Film: Widows - Tödliche Witwen
Zu Beginn begegnen wir dem kriminellen Mastermind Harry (Liam Neeson) und seiner Bande von Dieben (Jon Bernthal, Manuel Garcia-Rulfo und Coburn Goss) wie sie gerade einen Raubüberfall verpatzen. Aber die Männer sind nur da, um die Handlung aufzustellen, den Film schnell zu verlassen und Raum für die Frauen zu machen. Nachdem der Überfall mit einer tödlichen Explosion endet, sind die titelgebenden Witwen nicht nur in Trauer, sondern ohne finanzielle Unterstützung oder Sicherheit.
Linda (Michelle Rodriguez) verliert ihr Geschäft, weil ihr Mann sie auf einem Berg voller Schulden hat sitzen lassen. Alice (Elizabeth Debicki), die regelmäßig von ihrem Ehemann geschlagen wurde, flüchtet sich in die High-End-Prostitution. Und Veronica ( Viola Davis), eine pensionierte Lehrerin, wird das Ziel des Chicagoer Politikers, den ihr Mann bestohlen hat, Jamal Manning (Brian Tyree Henry). Sie hat einen Monat Zeit, um ihm zwei Millionen Dollar zurückzuzahlen, oder er wird seinen bösartigen Geldeintreiber (Daniel Kaluuya) auf sie hetzen. Also verbündet sich Veronica mit den anderen Witwen, um einen Raubüberfall zu begehen, der ihre Schulden klären und ihnen einen Neubeginn ermöglichen könnte. Die vierte Witwe (Carrie Coon) hat ein Neugeborenes und hält sich aus der Sache raus, weshalb die Friseurin Belle (Cynthia Erivo) als Fluchtfahrerin rekrutiert wird.

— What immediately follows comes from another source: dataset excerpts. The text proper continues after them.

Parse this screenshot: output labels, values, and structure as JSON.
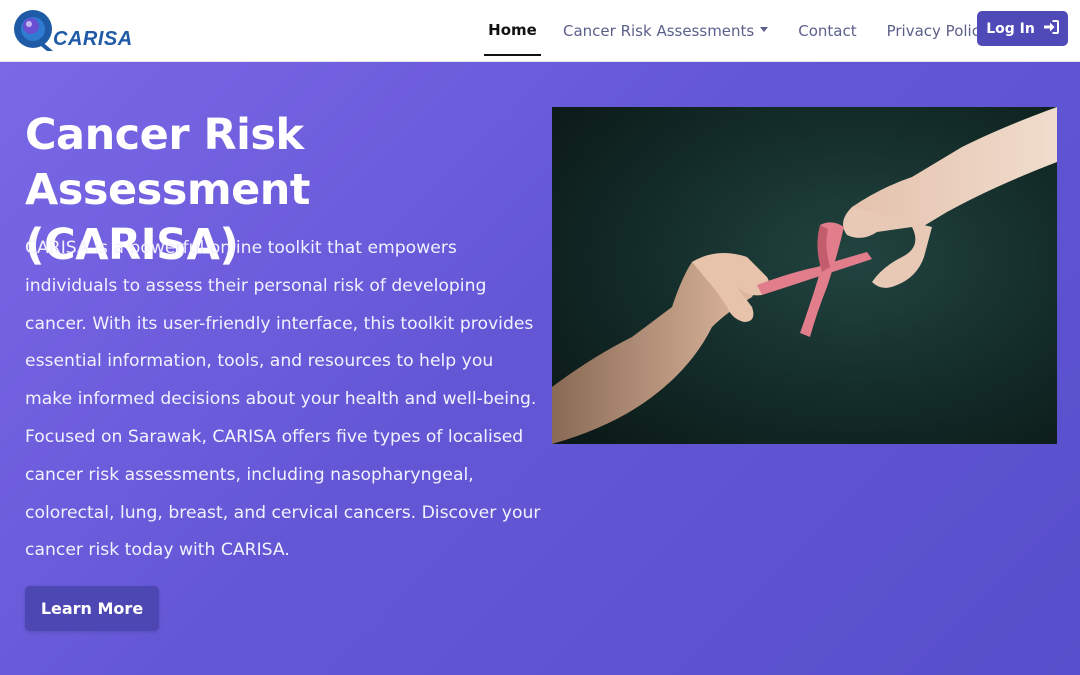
{
  "navbar": {
    "brand": {
      "name": "CARISA",
      "logo_icon": "q-logo-icon"
    },
    "links": [
      {
        "label": "Home",
        "active": true
      },
      {
        "label": "Cancer Risk Assessments",
        "dropdown": true
      },
      {
        "label": "Contact"
      },
      {
        "label": "Privacy Policy"
      }
    ],
    "login_label": "Log In",
    "login_icon": "sign-in-icon"
  },
  "hero": {
    "title": "Cancer Risk Assessment (CARISA)",
    "description": "CARISA is a powerful online toolkit that empowers individuals to assess their personal risk of developing cancer. With its user-friendly interface, this toolkit provides essential information, tools, and resources to help you make informed decisions about your health and well-being. Focused on Sarawak, CARISA offers five types of localised cancer risk assessments, including nasopharyngeal, colorectal, lung, breast, and cervical cancers. Discover your cancer risk today with CARISA.",
    "button_label": "Learn More",
    "image": "hands-holding-pink-ribbon-image"
  },
  "colors": {
    "accent": "#4f4ab8",
    "hero_bg": "#6a5cdc",
    "brand_blue": "#1f5aa6",
    "ribbon": "#e27d8c"
  }
}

Der britische Regisseur und Oscarpreisträger McQueen, ein visueller Künstler, dessen Filme sich mit Hungerstreik ("Hunger"), Sexsucht ("Shame") und Sklaverei ("12 Years a Slave") befasst haben, nutzt hier die Gelegenheit, auf actiongeladene Weise, Ungleichheiten in Bezug auf Hautfarbe, Klasse und Geschlecht zu untersuchen, die nur wenige amerikanische Filme, geschweige denn Genrefilme, je angehen wollen oder geschickt angehen. Mit anderen Worten: dies ist nicht "Ocean's 8" mit all seinen reibungslosen Oberflächlichkeiten.
Für diese vier sehr unterschiedlichen Frauen, die mit alltäglichen Problemen wie Kinderbetreuung und Arbeit kämpfen, steht alles auf dem Spiel: Freiheit, Überleben und Rache - an den Männern, die sie in ihre Notlage versetzt haben, und an dem verfaulten System, das sie überhaupt erst geschaffen hat. Der Blick des Kameramanns Sean Bobbitt und die Musik von Hans Zimmer heben die zerbrochene Natur dieser Welt hervor.
Inmitten der Spannung und Wendungen gibt es auch eine Geschichte von tiefem Schmerz. Viola Davis ist hervorragend als vermeintlich schuldlose Frau, die nie gelernt hat, ihren Mann so zu sehen, wie er wirklich war. Sie schluckt ihren Kummer hinunter, wo ihn niemand sehen kann - es sei denn, man schaut sehr genau in ihre wutentbrannten Augen, die man von ihrer Oscar-prämierten Figur in "Fences" kennt.
Es gibt auch eine politische Nebenhandlung, in der der afroamerikanische Jamal Manning gegen den irisch-amerikanischen Jack Mulligan (Colin Farrell), den Sohn eines älteren und rassistischen, aber mächtigen Politikers in Chicago (Robert Duvall), für ein politisches Amt kandidiert. Niemand ist völlig unschuldig in diesem Universum, und alles passiert in einem legalisierten, korrupten System.
"Widows" basiert auf einer von Lynda La Plante geschaffenen, britischen Fernsehserie aus den 80er-Jahren, und man kann sehen, wie das amerikanisierte Makeover zu einer sechsteiligen Mini-Serie hätte werden können und auch verstehen, warum gerade jetzt. Wütende Frauen haben momentan einen hohen Stellenwert in Hollywood. Im Zuge der Gleichberechtigung heißt das, dass Geschichten über gaunerhafte Gemahlinnen genauso wichtig sind wie Geschichten über ihre diebischen Männer.